Duck breast with herb bulgur wheat, poached plums and plum sauce
By Tony Rodd, MasterChef finalist 2015
- 2 Gressingham duck breasts
- 100g bulgur wheat
- Small bunch parsley
- 50g dried apricots
- 50g dried cranberries
- 600ml chicken stock
- 3 red plums
- 3 yellow plums
- 50ml port
- 1 shallot
- Sprig thyme
- Score the skin of your duck and season well with salt and pepper.
- Place skin side down into a cold, non stick frying pan and place over a medium-high heat.
- Cook for 10 minutes without moving.
- Give the breasts a gentle squeeze. They should give a little but still be soft.
- If you need to cook further, place into an oven at 180°C for 10 minutes.

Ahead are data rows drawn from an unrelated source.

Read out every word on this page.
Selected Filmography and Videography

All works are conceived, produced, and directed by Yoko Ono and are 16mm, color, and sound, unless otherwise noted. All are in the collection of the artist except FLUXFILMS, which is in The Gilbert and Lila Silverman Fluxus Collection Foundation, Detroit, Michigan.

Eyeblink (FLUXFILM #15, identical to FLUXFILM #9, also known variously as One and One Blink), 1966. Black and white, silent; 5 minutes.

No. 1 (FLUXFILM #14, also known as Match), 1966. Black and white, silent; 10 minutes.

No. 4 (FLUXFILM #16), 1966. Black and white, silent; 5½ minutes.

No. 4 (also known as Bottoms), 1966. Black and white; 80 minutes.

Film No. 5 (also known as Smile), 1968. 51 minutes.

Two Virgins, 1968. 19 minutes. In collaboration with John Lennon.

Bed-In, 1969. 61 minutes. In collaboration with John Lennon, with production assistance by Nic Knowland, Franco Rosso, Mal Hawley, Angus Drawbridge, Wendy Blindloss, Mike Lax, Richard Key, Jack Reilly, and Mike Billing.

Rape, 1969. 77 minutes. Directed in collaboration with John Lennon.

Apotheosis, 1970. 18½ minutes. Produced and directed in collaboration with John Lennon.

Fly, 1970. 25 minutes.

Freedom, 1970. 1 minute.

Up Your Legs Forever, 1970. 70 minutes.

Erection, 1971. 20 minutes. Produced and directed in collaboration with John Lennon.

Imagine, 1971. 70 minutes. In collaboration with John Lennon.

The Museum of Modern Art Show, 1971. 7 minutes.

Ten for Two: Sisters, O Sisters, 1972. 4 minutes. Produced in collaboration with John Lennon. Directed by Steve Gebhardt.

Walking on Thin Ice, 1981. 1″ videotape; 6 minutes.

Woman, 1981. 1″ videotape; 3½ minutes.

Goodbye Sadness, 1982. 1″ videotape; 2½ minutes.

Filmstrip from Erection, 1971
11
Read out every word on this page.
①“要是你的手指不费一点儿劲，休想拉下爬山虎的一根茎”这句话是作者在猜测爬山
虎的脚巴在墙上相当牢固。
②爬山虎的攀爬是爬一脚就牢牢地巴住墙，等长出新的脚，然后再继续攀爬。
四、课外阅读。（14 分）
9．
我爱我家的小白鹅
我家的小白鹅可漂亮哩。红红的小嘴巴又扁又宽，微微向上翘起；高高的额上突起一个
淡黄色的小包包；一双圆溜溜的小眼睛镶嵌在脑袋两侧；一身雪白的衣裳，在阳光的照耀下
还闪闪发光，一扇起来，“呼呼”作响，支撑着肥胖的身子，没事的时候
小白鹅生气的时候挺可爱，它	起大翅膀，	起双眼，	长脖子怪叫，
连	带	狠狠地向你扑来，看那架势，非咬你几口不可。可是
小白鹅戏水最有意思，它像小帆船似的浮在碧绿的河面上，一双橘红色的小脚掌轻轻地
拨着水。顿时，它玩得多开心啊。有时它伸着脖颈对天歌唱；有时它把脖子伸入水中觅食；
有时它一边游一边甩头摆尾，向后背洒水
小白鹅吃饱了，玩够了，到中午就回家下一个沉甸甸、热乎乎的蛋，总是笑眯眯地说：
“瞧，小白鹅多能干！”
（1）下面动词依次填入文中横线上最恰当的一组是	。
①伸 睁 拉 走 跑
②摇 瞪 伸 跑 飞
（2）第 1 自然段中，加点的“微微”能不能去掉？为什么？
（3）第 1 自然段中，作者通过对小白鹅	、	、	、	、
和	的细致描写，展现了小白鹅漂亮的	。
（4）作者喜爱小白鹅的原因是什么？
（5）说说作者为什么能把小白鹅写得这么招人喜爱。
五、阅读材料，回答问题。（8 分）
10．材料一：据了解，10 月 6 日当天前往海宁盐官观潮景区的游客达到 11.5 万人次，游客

- Allow to rest for 5 minutes before serving.
- Place the bulgur wheat into a pan with 200ml chicken stock.
- Bring to the boil and allow to cook for 10 minutes.
- Remove from the heat and drain any excess liquid.
- Stir through some chopped parsley, apricots and cranberries.
- Gently fry the shallots in a saucepan with a little oil.
- Add the port and reduce by half.
- Add the stock and thyme and continue to cook.
- Halve the plums and add to the saucepan.
- After 10 minutes, remove the plums and strain off the shallots and thyme.
- Cook down the sauce until thick and finish by whisking in a little cold butter until glossy.
- To plate, cut the duck breast in half lengthways and place on the dish with the cut side up.
- Spoon on some bulgur and add a half of each plum to the dish.
- Drizzle some sauce around the plate.